The homology group of the projective space of dimension $2$ I am reading a book on homological algebra. In order to determine the homology group of the $2$-dimensional projective space, the author identifies the space with the southern hemisphere of $S^2$, together with $s/\{ \pm 1 \}$, $s$ denoting the equator. $\mathbb{PR}^2 = \mathbb{R}^2 \cup \ell_{\infty}$.
That is:

$P \in \mathbb{R}^2$ is identified with $P' \in S^2$. $A$ and $B$ on $s$ represents the same point in $\mathbb{PR}^2$.
Then, this hemisphere is homeomorphic to a disk, and this disk is transformed continuously to a rectangular：


And this can be simplified to:


I can understand the first two parts, but I don't know how does the simplification take place.

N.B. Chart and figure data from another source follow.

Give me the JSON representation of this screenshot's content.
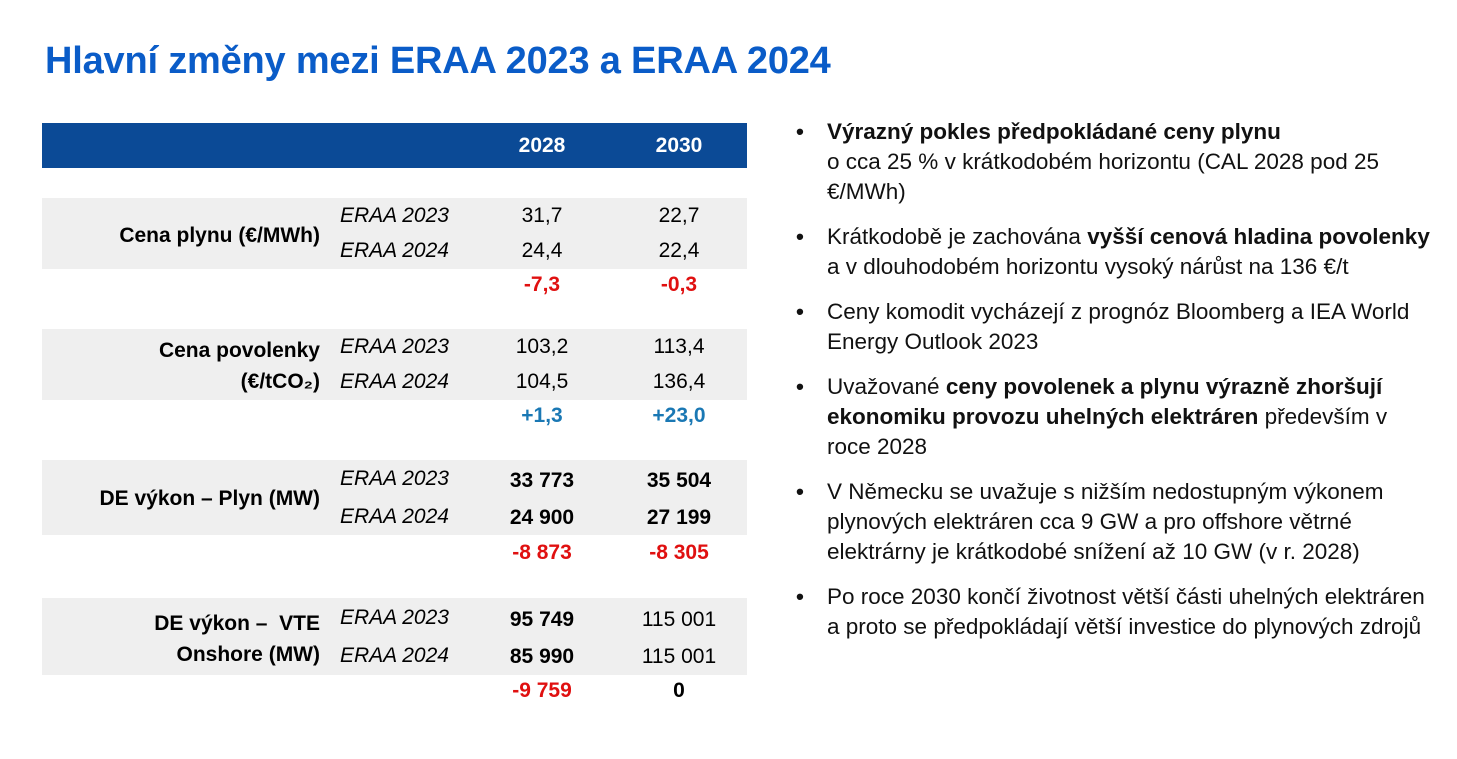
{
  "title": "Hlavní změny mezi ERAA 2023 a ERAA 2024",
  "colors": {
    "title": "#0a5cc8",
    "header_bg": "#0b4a96",
    "band_bg": "#efefef",
    "negative": "#e01010",
    "positive": "#1a78b4"
  },
  "table": {
    "headers": [
      "2028",
      "2030"
    ],
    "rows": [
      {
        "label_lines": [
          "Cena plynu (€/MWh)"
        ],
        "src1": "ERAA 2023",
        "v1": [
          "31,7",
          "22,7"
        ],
        "src2": "ERAA 2024",
        "v2": [
          "24,4",
          "22,4"
        ],
        "diff": [
          "-7,3",
          "-0,3"
        ]
      },
      {
        "label_lines": [
          "Cena povolenky",
          "(€/tCO₂)"
        ],
        "src1": "ERAA 2023",
        "v1": [
          "103,2",
          "113,4"
        ],
        "src2": "ERAA 2024",
        "v2": [
          "104,5",
          "136,4"
        ],
        "diff": [
          "+1,3",
          "+23,0"
        ]
      },
      {
        "label_lines": [
          "DE výkon – Plyn (MW)"
        ],
        "src1": "ERAA 2023",
        "v1": [
          "33 773",
          "35 504"
        ],
        "src2": "ERAA 2024",
        "v2": [
          "24 900",
          "27 199"
        ],
        "diff": [
          "-8 873",
          "-8 305"
        ]
      },
      {
        "label_lines": [
          "DE výkon –  VTE",
          "Onshore (MW)"
        ],
        "src1": "ERAA 2023",
        "v1": [
          "95 749",
          "115 001"
        ],
        "src2": "ERAA 2024",
        "v2": [
          "85 990",
          "115 001"
        ],
        "diff": [
          "-9 759",
          "0"
        ]
      }
    ]
  },
  "bullets": [
    {
      "b1": "Výrazný pokles předpokládané ceny plynu",
      "t1": " o cca 25 % v krátkodobém horizontu (CAL 2028 pod 25 €/MWh)"
    },
    {
      "t0": "Krátkodobě je zachována ",
      "b1": "vyšší cenová hladina povolenky",
      "t1": " a v dlouhodobém horizontu vysoký nárůst na 136 €/t"
    },
    {
      "t0": "Ceny komodit vycházejí z prognóz Bloomberg a IEA World Energy Outlook 2023"
    },
    {
      "t0": "Uvažované ",
      "b1": "ceny povolenek a plynu výrazně zhoršují ekonomiku provozu uhelných elektráren",
      "t1": " především v roce 2028"
    },
    {
      "t0": "V Německu se uvažuje s nižším nedostupným výkonem plynových elektráren cca 9 GW a pro offshore větrné elektrárny je krátkodobé snížení až 10 GW (v r. 2028)"
    },
    {
      "t0": "Po roce 2030 končí životnost větší části uhelných elektráren a proto se předpokládají větší investice do plynových zdrojů"
    }
  ]
}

Would you please give me some instructions? Many thanks?
These pictures are posted on a Chinese website, and I hope they can be seen to everyone.
 A: All that is going on is a consolidation of adjacent triangles to give cells.  As @Mariano and @Jim Conant pointed out in the comments, picture 2 is a triangulation, while picture 3 is an equivalent CW-decomposition.  

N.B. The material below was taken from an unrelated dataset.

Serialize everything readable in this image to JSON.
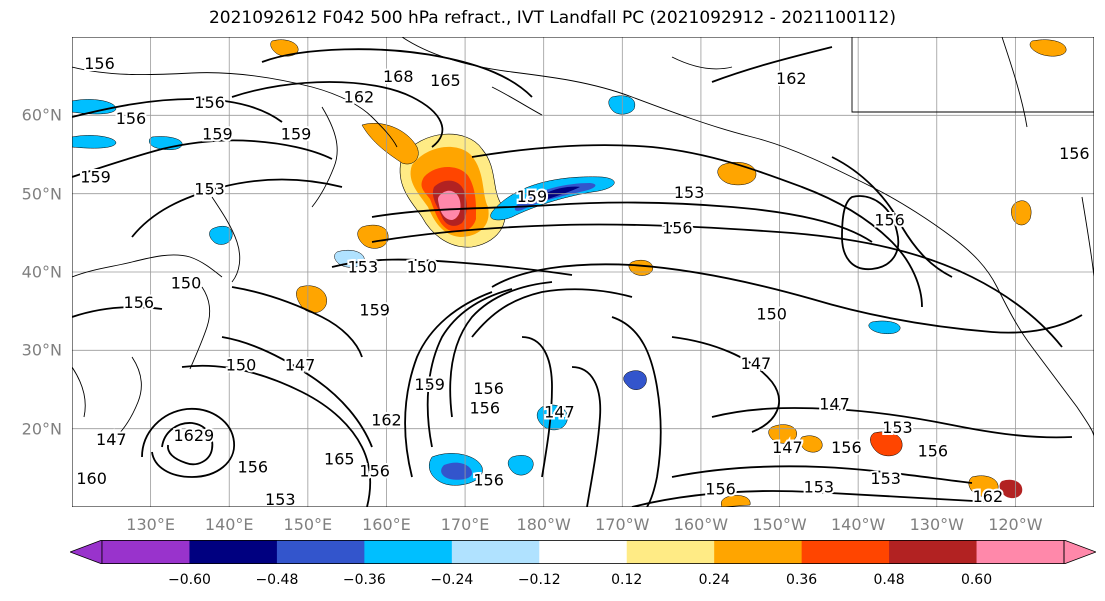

Consider first that every point interior to the rectangle represents a distinct point of $\mathbb{R} P^2$ (this follows directly for the characterization given above in terms of the hemisphere).  Now consider the points on the left side of the rectangle.  In order from bottom to top, we have $P_0, P_1, P_2, P_3$.  Taken together, we may label the segment $\overline{P_0P_3} =: a_1$.  Indeed, the direction is important, so $a$ is labeled (in the third picture) together with an arrow to indicate the specified orientation of $a_1$.  Notice that the right side of the rectangle in the second picture has the same vertices $P_0, P_1, P_2, P_3$, taken from top to bottom now.  Again, $\overline{P_0P_3} =: a$, but the orientation is opposite.  We must think of the left and right sides of the rectangle as containing the same points, identified is such a way as to make the arrows go the same direction.  A similar analysis identifies the top and bottom by $\overline{P_3P_4P_5P_0} =: a_2$, but with opposite orientations.  Finally, $a_3 := \overline{P_0P_8P_{10}P_7P_0}$ is included in the third picture to make sure the result is a "Delta complex." (very much like a triangulation, except that one may identify faces in more flexible ways).  Note, it is a standard result (see Hatcher, e.g.) that the Delta-complex defines the same homology as the original triangulation of a space.